TARİH, geçmişte yaşanan olaylardan “ders çıkarmak” ve yapılan yanlışları tekrarlamamak için yazılır.
Tarih, “çıkarlara göre uydurulacak bir masal” değildir!
Tarihsel olayların pek çok “GİZLİ” yönleri vardır! Bu gizlilik, belirli bir süre geçtikten sonra kamuoyuna açıklanır.
Örneğin; ABD, 1941’de yaşanan Pearl Hourbor saldırısı ile ilgili gerçeği 50 yıl sonra resmen açıkladı. “Bu saldırıdan bir hafta önce, dönemin ABD Başkanı Roosvelt, istihbarat örgütünce bilgilendirilmişti!” Ancak, “Dünyanın yeni egemeni” olmak isteyen ABD, bu saldırıya göz yumarak “Atom bombasının dehşetini dünyaya ilan etmek” istedi ve gereğini yaptı!
Ya 27 Mayıs 1960’da yaşadığımız olayın “perde arkası ve gerçeği” neydi?
1923’te, Cumhuriyet ilan edildiğinde; üst üste yaşanan savaşlarla perişan olmuş, yüzde 80’den fazlası köylerde yaşayan, eğitimden yoksun bırakılmış bir halk vardı. Osmanlı borçlarını Cumhuriyet yönetimi üstlenmişti. Bir an önce ÜRETİM ve EĞİTİM seferberliği gerekiyordu.
Yoksul ve eğitimsiz bir toplumda, gerçek anlamıyla “DEMOKRASİ” beklemek hayaldi. Bu nedenledir ki, 15 yıllık Cumhurbaşkanlığı döneminde Mustafa Kemal Atatürk’ün liderliğinde bir “TEK ADAM” düzeni egemen oldu.
Ancak, Mustafa Kemal her konuda güvendiği “nitelikli insanlara” danışıyor ve uygulamada onların katkılarını alıyordu.
İlk 15 yıl içinde eğitim ve üretim seferberliği ile inanılmaz bir gelişme sağlandı. Osmanlı borçları ödendi, yabancıların eline geçmiş üretim tesisleri satın alındı, yeni fabrikalar kuruldu, yurtdışına eğitim için öğrenciler gönderildi.
Mustafa Kemal Atatürk’ün bedensel ölümü üzerine İsmen İnönü Cumhurbaşkanı oldu ve “MİLLİ ŞEF” dönemi yaşandı.
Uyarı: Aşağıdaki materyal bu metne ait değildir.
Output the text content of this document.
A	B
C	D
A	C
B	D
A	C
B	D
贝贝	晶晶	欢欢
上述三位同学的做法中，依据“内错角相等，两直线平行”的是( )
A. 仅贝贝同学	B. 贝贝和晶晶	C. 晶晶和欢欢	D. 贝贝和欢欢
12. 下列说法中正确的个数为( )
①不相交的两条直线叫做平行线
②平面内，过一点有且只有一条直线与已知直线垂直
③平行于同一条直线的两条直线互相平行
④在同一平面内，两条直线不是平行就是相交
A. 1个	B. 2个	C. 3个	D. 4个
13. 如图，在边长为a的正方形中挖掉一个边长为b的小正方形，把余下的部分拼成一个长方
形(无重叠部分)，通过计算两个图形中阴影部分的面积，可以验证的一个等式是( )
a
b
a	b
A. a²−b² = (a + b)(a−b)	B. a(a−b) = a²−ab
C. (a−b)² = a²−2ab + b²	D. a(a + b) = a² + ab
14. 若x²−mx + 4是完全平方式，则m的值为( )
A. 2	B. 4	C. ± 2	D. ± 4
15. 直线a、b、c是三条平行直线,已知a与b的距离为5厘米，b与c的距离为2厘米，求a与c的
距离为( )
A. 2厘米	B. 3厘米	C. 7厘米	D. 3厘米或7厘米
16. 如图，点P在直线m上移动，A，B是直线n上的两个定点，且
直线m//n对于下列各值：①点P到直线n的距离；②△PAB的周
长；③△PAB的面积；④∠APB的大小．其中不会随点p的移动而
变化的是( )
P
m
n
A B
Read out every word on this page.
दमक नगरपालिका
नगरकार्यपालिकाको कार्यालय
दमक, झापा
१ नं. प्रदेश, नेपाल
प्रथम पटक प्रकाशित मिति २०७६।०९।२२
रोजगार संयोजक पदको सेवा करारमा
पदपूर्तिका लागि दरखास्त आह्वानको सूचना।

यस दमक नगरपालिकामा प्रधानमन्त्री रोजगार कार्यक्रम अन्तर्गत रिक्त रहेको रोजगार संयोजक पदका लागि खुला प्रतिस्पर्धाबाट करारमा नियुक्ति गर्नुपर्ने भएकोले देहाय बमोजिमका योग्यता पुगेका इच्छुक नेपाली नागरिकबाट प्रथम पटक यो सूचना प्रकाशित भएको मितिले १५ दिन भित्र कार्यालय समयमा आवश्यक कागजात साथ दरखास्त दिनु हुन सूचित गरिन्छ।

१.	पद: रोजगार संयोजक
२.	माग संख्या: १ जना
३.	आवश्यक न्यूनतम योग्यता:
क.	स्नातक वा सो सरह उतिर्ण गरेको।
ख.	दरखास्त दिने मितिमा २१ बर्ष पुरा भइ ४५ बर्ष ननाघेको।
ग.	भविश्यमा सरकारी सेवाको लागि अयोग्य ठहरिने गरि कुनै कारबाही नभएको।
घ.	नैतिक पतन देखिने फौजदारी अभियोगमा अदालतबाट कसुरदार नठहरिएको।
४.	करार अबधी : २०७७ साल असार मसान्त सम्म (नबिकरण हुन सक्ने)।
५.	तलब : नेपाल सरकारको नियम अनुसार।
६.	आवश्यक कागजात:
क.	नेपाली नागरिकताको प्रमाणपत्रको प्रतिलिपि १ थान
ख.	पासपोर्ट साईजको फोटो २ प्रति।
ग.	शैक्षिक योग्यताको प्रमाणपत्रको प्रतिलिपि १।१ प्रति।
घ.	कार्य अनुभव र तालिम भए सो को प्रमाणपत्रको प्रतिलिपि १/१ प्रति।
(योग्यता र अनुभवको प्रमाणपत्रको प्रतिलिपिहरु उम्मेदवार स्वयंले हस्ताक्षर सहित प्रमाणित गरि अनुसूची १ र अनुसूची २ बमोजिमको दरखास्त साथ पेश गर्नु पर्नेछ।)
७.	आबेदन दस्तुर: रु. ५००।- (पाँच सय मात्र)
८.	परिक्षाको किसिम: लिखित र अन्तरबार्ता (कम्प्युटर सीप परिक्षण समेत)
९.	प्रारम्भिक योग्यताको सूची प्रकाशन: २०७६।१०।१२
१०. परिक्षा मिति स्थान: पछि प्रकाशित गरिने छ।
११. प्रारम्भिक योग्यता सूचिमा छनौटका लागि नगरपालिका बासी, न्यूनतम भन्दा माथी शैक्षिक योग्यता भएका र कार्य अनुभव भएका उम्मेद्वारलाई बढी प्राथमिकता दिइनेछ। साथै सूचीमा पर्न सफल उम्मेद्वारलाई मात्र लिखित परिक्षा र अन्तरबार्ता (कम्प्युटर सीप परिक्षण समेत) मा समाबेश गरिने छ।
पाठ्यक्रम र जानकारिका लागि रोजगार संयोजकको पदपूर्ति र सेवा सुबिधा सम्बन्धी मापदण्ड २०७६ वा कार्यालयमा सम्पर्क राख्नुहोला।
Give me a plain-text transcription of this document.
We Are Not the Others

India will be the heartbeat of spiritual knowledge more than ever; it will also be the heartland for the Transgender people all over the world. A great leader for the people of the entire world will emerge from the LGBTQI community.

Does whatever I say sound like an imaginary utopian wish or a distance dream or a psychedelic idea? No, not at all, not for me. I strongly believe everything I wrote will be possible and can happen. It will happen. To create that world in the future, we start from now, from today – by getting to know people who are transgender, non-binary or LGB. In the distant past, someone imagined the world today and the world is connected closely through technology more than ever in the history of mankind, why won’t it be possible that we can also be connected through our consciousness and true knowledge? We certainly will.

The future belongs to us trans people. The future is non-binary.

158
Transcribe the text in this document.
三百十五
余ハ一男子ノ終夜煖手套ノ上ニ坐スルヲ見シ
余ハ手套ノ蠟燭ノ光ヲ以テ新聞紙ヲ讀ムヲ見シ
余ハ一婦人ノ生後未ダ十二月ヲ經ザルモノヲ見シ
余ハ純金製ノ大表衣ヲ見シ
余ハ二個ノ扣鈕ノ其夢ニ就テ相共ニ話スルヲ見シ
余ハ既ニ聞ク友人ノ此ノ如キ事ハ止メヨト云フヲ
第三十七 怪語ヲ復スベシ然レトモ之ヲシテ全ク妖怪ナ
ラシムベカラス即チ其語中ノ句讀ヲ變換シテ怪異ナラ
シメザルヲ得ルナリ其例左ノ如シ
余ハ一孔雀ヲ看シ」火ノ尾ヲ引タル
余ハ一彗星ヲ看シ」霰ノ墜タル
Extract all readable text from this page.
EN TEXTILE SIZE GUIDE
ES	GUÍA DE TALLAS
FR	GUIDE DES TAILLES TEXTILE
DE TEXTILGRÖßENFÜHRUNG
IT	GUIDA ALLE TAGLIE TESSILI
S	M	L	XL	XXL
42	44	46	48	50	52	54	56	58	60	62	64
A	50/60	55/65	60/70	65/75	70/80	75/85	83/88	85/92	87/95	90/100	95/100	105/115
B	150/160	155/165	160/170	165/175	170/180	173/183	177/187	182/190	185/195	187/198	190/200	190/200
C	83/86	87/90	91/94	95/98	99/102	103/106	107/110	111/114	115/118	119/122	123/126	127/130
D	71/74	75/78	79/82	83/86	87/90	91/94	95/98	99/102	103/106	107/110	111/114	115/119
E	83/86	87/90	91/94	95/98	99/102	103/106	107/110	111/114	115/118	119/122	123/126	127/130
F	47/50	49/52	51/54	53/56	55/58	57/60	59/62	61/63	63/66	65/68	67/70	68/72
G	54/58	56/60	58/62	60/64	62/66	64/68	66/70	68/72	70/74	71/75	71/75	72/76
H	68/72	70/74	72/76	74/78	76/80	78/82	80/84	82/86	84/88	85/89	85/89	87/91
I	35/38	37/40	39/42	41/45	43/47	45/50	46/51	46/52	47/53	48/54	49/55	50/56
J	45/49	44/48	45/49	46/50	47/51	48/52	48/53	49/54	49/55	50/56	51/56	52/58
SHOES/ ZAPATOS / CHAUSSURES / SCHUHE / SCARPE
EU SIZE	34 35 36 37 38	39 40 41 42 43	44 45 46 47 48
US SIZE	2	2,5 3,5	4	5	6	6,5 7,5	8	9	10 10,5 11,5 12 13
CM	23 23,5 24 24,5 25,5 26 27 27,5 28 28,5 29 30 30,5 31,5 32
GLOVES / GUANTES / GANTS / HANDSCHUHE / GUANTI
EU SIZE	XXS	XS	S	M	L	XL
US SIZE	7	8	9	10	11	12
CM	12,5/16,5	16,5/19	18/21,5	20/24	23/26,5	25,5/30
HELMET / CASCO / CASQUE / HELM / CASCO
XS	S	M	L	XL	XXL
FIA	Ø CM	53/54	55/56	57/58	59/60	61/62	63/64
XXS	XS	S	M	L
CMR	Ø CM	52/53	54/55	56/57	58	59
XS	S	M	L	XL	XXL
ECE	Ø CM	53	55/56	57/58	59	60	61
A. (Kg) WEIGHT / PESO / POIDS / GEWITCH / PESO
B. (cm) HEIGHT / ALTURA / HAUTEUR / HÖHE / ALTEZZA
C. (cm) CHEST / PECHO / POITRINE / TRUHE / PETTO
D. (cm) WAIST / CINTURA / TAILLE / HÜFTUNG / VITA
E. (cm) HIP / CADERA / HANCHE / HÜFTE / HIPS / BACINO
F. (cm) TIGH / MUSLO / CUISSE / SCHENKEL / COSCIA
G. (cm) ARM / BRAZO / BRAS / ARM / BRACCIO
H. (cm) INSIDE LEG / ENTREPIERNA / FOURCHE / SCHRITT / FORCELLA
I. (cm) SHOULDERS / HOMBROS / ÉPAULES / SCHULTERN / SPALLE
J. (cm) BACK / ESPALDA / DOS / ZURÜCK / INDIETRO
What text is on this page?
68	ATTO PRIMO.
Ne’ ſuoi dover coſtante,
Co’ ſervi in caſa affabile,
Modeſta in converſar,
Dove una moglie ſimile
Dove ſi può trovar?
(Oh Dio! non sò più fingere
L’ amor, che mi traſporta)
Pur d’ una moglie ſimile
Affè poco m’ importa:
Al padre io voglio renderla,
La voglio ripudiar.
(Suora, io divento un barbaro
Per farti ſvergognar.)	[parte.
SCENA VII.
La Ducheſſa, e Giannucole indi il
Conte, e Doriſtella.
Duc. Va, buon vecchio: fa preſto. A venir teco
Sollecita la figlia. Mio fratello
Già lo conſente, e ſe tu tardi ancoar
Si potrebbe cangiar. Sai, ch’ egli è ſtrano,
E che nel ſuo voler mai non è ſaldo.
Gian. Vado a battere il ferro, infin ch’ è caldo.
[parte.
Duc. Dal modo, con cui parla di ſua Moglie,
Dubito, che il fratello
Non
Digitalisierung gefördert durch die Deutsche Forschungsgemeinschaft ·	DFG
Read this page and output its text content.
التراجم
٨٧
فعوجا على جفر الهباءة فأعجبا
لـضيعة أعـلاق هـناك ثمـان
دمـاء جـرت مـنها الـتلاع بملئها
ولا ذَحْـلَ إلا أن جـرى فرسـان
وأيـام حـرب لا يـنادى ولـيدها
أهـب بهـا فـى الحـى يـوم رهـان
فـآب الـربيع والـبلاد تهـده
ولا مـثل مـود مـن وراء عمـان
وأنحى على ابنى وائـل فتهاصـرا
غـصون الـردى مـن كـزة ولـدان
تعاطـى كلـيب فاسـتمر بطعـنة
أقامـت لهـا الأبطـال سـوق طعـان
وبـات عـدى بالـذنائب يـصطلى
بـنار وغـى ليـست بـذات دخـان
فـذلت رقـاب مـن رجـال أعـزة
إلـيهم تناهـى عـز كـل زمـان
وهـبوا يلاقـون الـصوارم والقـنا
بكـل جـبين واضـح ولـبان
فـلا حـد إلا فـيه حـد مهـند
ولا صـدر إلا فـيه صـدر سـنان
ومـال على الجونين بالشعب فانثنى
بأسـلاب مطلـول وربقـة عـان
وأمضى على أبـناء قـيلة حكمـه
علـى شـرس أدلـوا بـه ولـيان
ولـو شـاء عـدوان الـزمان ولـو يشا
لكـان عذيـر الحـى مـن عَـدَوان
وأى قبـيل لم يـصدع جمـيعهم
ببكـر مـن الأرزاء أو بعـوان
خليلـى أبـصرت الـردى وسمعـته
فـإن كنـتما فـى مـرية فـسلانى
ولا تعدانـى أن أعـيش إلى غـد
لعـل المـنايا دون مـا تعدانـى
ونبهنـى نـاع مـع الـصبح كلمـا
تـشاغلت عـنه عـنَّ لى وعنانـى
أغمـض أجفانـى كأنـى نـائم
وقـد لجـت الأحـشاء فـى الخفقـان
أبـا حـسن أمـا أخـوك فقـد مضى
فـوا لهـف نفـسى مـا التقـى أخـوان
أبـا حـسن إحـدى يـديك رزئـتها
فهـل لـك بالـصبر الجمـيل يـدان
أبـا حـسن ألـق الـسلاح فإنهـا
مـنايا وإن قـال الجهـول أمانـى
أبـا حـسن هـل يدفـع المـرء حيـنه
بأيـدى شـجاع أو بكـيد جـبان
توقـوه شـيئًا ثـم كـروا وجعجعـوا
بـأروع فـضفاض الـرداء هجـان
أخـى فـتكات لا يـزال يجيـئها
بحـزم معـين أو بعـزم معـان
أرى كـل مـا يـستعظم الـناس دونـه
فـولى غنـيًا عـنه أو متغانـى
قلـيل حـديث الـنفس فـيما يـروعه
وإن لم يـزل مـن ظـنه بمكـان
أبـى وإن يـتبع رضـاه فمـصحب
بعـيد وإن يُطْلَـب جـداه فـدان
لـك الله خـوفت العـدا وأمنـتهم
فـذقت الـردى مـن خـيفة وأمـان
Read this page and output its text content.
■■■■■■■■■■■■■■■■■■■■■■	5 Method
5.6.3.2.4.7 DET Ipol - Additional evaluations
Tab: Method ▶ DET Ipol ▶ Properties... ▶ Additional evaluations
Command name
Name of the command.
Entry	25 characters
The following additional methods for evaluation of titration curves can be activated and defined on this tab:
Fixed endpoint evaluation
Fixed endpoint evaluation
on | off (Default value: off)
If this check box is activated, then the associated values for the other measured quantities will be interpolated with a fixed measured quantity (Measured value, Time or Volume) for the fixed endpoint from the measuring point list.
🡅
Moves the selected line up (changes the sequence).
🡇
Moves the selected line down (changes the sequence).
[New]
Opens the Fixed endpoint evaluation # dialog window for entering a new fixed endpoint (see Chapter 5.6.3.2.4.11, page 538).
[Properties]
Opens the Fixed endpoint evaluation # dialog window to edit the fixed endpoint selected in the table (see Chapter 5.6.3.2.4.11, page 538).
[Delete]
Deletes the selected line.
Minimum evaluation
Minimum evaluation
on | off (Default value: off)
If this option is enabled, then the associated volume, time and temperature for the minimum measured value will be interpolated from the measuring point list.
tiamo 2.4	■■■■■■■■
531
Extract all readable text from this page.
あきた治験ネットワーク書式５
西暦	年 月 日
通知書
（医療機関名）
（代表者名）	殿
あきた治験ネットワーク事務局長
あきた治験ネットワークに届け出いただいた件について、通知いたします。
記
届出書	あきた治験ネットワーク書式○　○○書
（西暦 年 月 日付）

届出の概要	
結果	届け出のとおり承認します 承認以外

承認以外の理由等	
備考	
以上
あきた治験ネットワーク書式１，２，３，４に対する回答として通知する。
İsmet İnönü dönemi özellikle “Cumhuriyet, Laik Devlet” karşıtlarınca çok yönlü istismar edilen bir dönemdir. Oysa, İkinci Dünya Savaşı’nın dışında kalmakla bu ülkeye ve ulusa bedeli ödenemeyecek bir hizmet örneği veren İsmet İnönü’dür.
Kuşku yok ki, İsmet İnönü farklı bir kişiliktir. Bir “ATATÜRK” değildir!
Siyasi döneminde kimi yanlışları da olmuştur.
Ne var ki, ikinci dünya savaşı sonrası bu ülkeyi “Çok partili demokratik düzene” taşıyan ve 1950’de seçimi kaybedince, büyük bir nezaket ve olgunlukla görevi devreden de odur!
Oysa, o yıllarda dünyanın pek çok ülkesinde “gerçek anlamı ve kurumlarıyla yaşanan bir demokrasi örneği” yok hükmündedir!
Birçok aydınımız, demokrasiye geçiş tarihini “çok erken” bulmaktadır!
Gerici unsurların “devrim karşıtı” eylemlerinden kaygı duyulmaktadır.
Nitekim, 1950 yılından bu yana siyasi tarihimizde yaşananlar bu kaygıların büyük ölçüde doğruluğunu kanıtlamaktadır.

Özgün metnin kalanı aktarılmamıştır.